Can you think of things that he likes? Or add some stuff if you need to? E.g. you can watch this video while I brush your teeth, let's take your nappy off and then you can choose your favourite cereal for breakfast, put your shoes on and then I'll let you open the car with my car keys, etc?

Welshfiver · 16/05/2024 15:44

Very similar here, I do things you've already mentioned namely distraction through screen time and giving choices. Sometimes this works. I nearly always have to do teeth by force which is awful.

On really bad mornings I have had to put him back in the cot until ready to stop fighting me.

Solidarity - it's like starting the day on a really bad note isn't it!

TinyTeachr · 16/05/2024 16:39

We have a good behaviour her (used to be branstom pickle but my eldest decorated it with sparkly stickers). Virtually any level of plastic behaviour means they get a marble for the jar. They get to pick which one to put in, which they like doing. So on a really good morning, they might end up getting 3 marbles, in a bad one they still usually and up with one. When the jar is full they get a treat e.g. they want a basketball book for their room (eldest has one), or we might go for a day out.

The idea is that it is very frequent positive reinforcement. I aim to get it filled for something nice we were going to do anyway, but they don't know that!

Yourethebeerthief · 16/05/2024 19:08

My two and a half year old is still in pull ups and also takes an inhaler sometimes.

He knows we don't leave the house without the following: Clean nappy, dressed, shoes, teeth, suncream/inhaler as needed.

For the inhaler it was explained to him why he needed it and then when he made a fuss all toys were tidied away and I shut myself in one room with him. He eventually caved because there was nothing else to do. I explained that as soon as it was done we could get on with x y and z fun thing. After he took it he got big cuddles and lots of praise. He takes it no bother now.

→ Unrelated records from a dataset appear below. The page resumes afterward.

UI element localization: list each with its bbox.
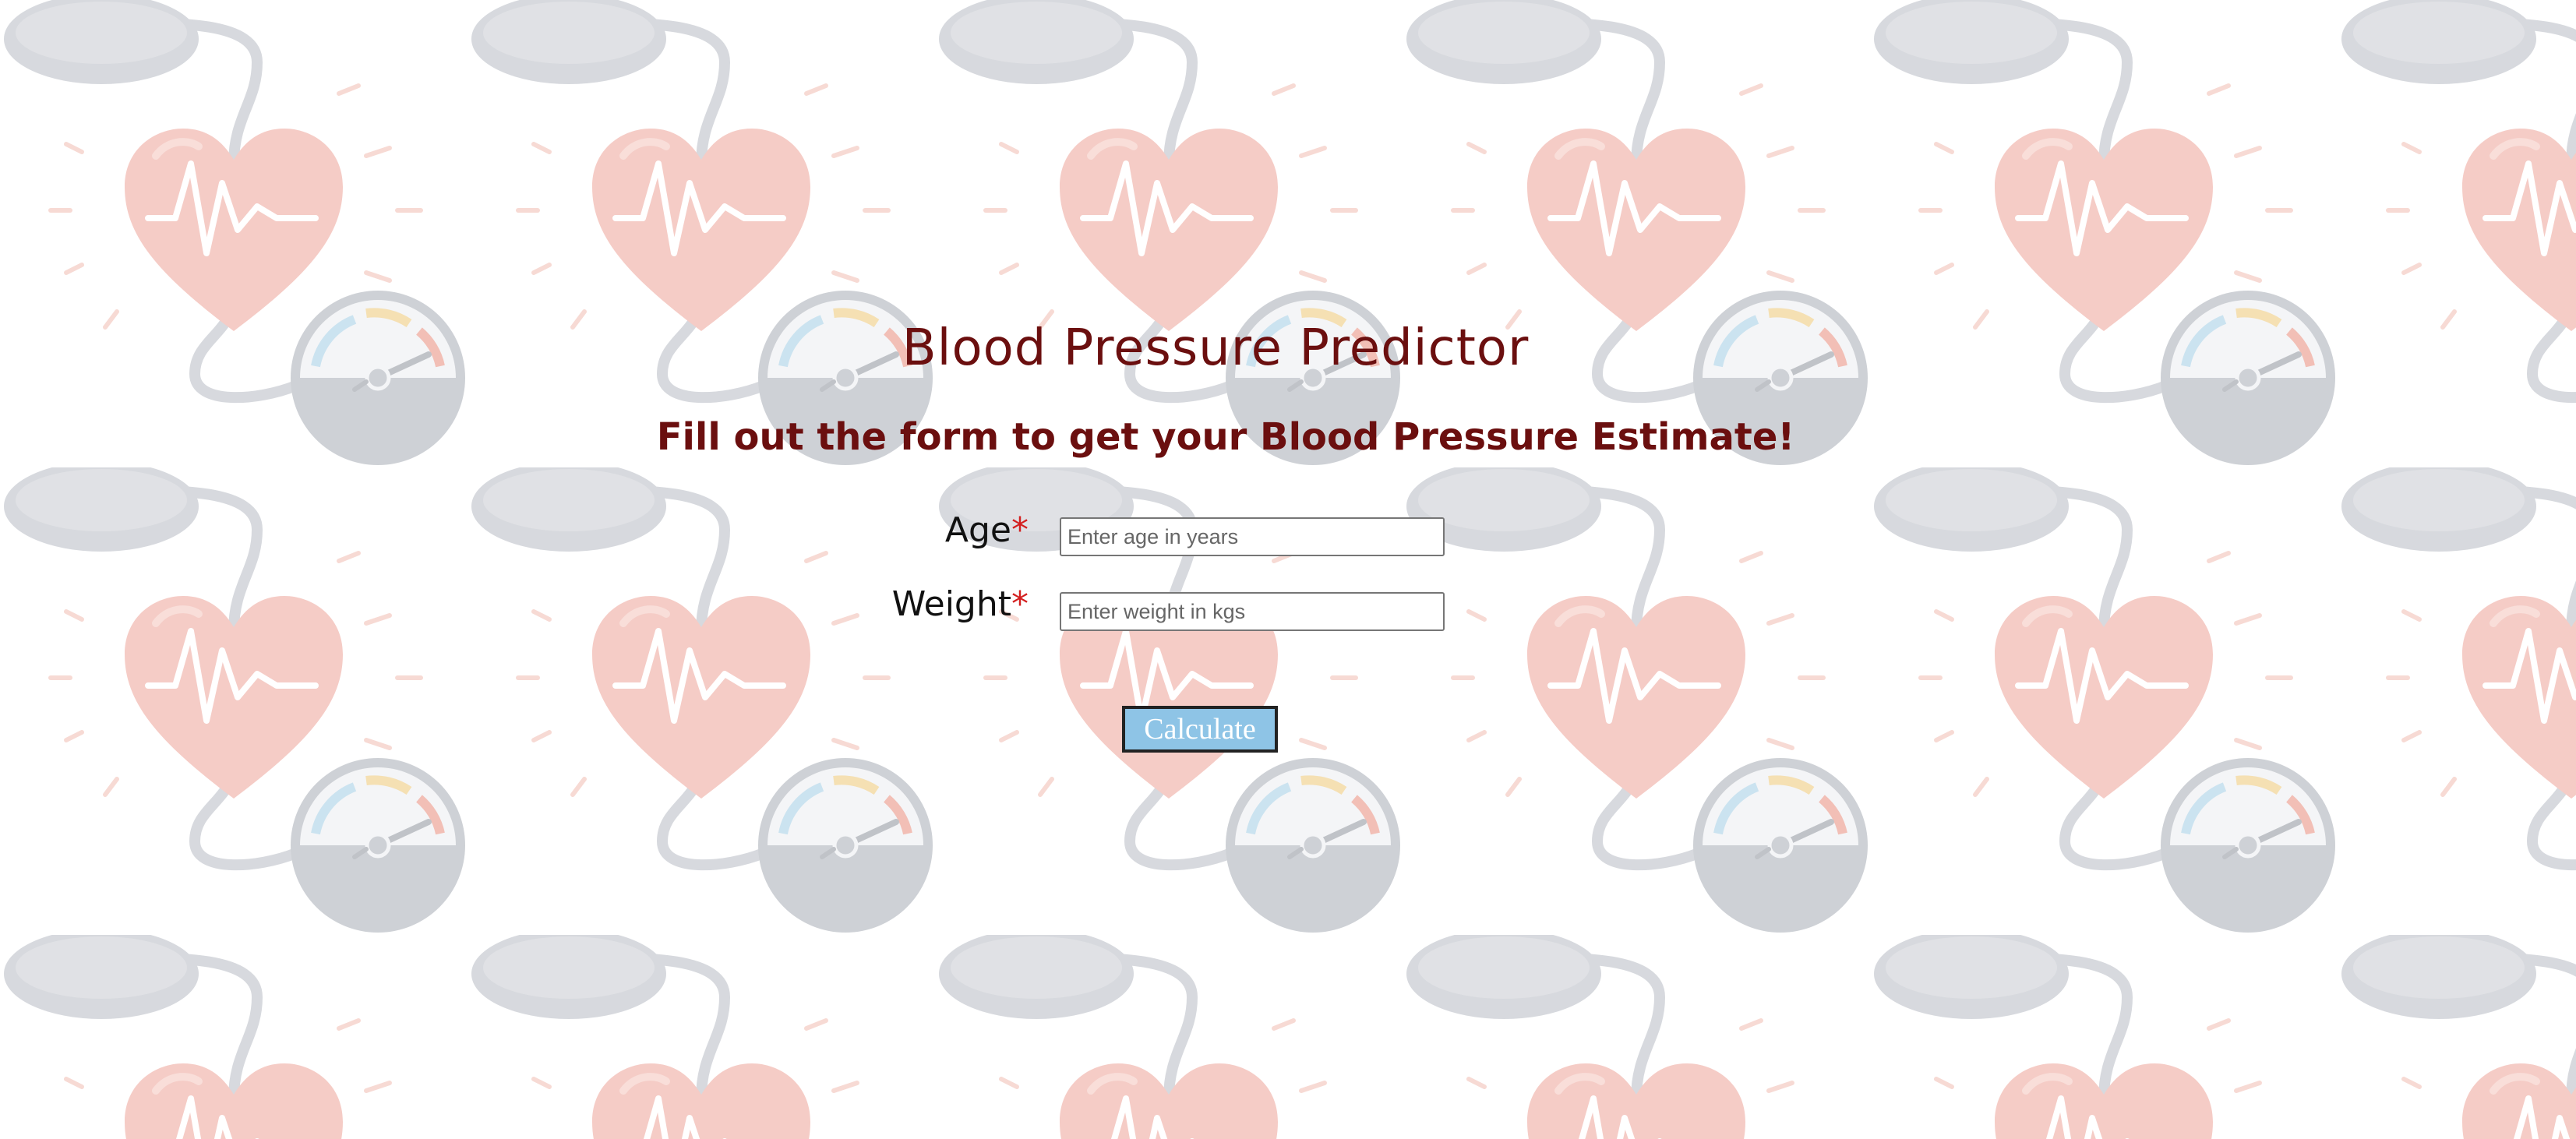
weight-label-text: Weight (891, 584, 1011, 624)
required-mark: * (1011, 584, 1029, 624)
age-label-text: Age (944, 510, 1011, 550)
age-input[interactable] (1060, 517, 1445, 556)
weight-label: Weight* (795, 584, 1029, 624)
page-content: Blood Pressure Predictor Fill out the fo… (0, 0, 2576, 1139)
age-label: Age* (795, 510, 1029, 550)
weight-input[interactable] (1060, 592, 1445, 631)
page-subtitle: Fill out the form to get your Blood Pres… (656, 415, 1795, 459)
calculate-button[interactable]: Calculate (1122, 706, 1278, 753)
page-title: Blood Pressure Predictor (902, 319, 1530, 377)
required-mark: * (1011, 510, 1029, 550)
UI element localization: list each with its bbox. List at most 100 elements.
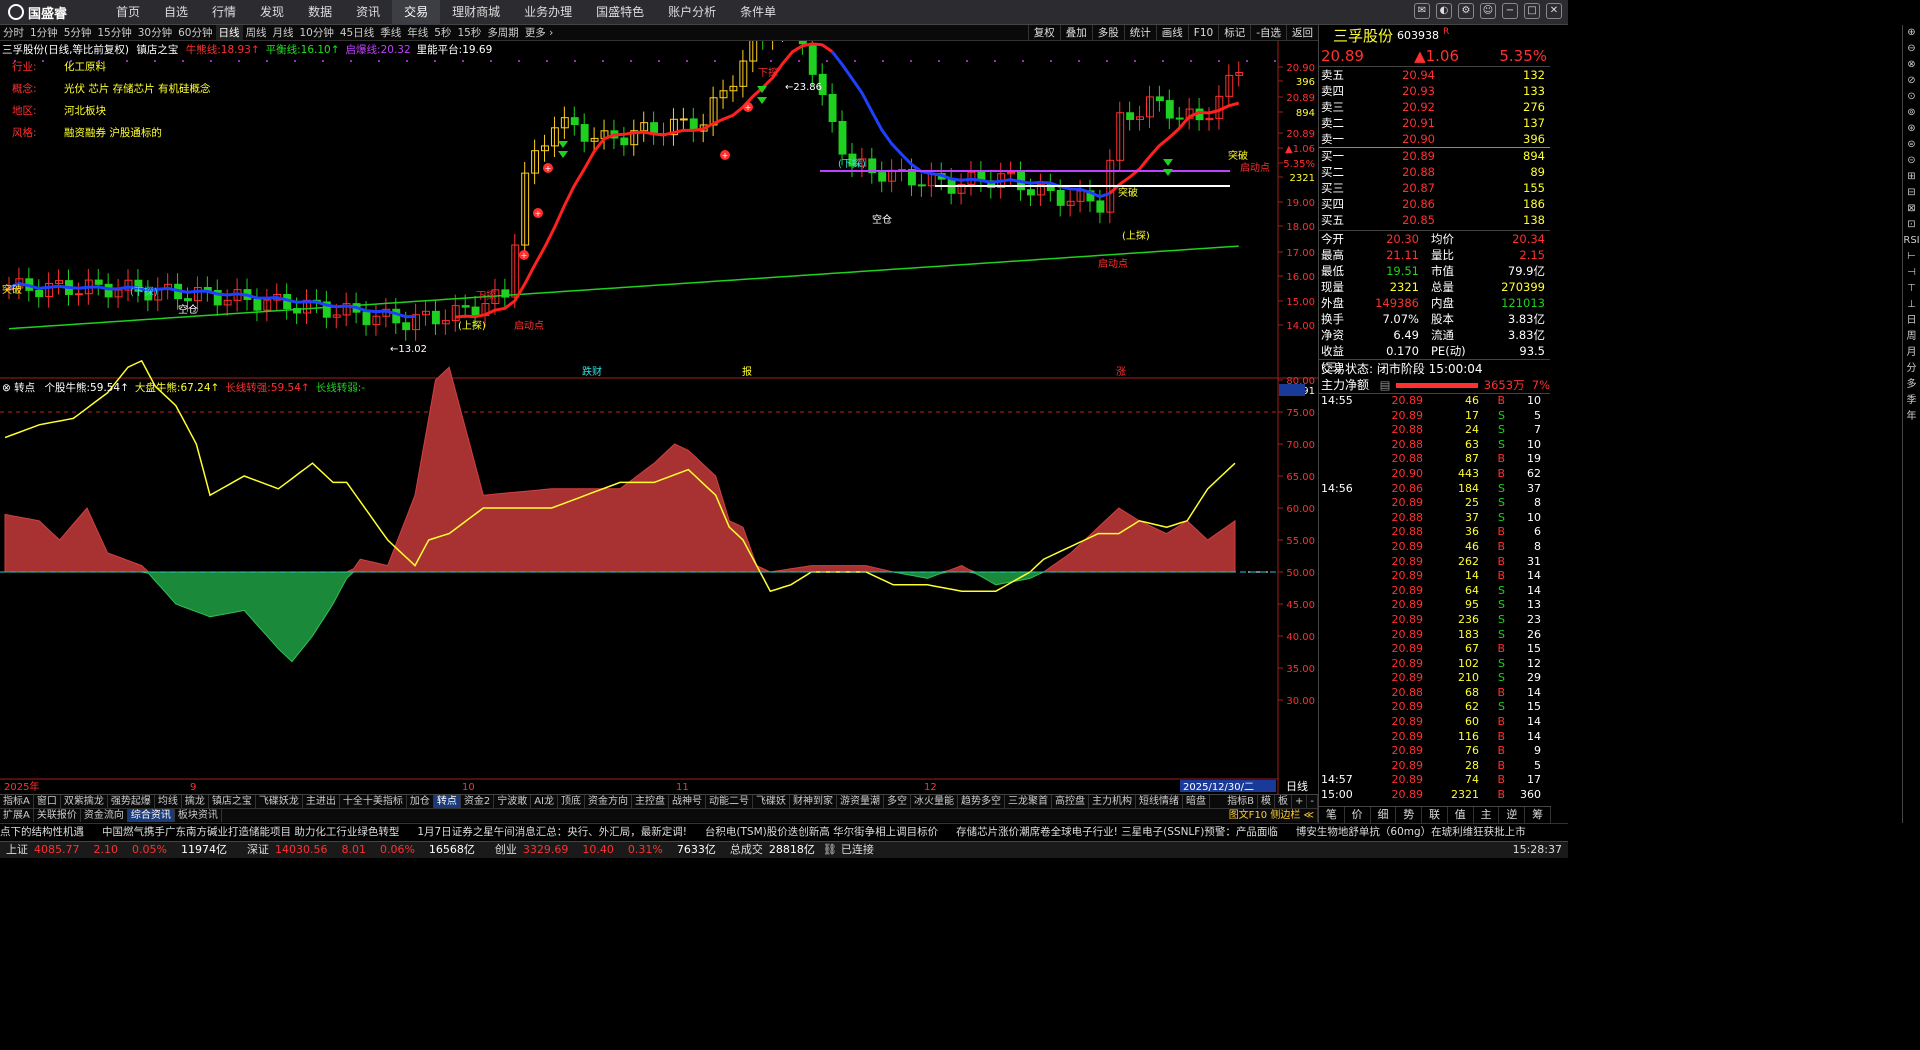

Same with anything else. He knows if he doesn't do them toys get put away, telly off etc and that I'll sit in an empty room with him until it's done. He knows there's no point fighting because I am more stubborn than he is. I'll sit in a room with him doing nothing for half an hour if that's what he chooses (he never does because he wants to go out and play!)

adviceforworriedmum · 16/05/2024 19:19

I feel your pain OP.

This always worked for me:

Say "I bet you can't choose a top before I count to 10" Let them win and give them a star / sticker for their reward chart. I would then say "oh no you won't win again! I'll win the next one!"

I used to vary what I counted up to, depending on what needed to be done. Teeth cleaning would be up to 100 (counting very slowly).

It always worked for me. In fact, I do still use this technique for my pre-teen if they are dragging their feet a bit!

skkyelark · 17/05/2024 10:53

Some things that work with my two year old:

Giving her ownership of the task as much as possible. She has a strong 'me do it' streak, and working with that, she can do a surprising amount. So with an inhaler, I'd be lifting her up to get it out of the cupboard, letting her take the lid off and put it in her mouth, then I do the actual squeeze bit, then she puts the lid back on, I lift her up to put it away. Teeth, she gets her brush and tube of toothpaste, I open the tube and squeeze the teeniest bit of paste out, she wipes it on to her brush, brushes herself, then I brush, then she rinses the brush and puts it away.

Giving her open choices (contrary to all advice about toddlers!). Saying 'please go choose some trousers' works much better with her than saying 'would you like the pink ones or the blue ones?' So all her clothes are in those drawer organiser boxes, and off she goes to choose some trousers. Even if she tips the whole box over in the process, it's much faster to shove a bunch of toddler leggings back in a box than to argue a toddler into compliance.

Letting her see big sister doing these things as often as possible and use the fact that she wants to do what her adored big sister does. I'm pretty sure the step where I brush her teeth is accepted because that's exactly what she sees big sister do.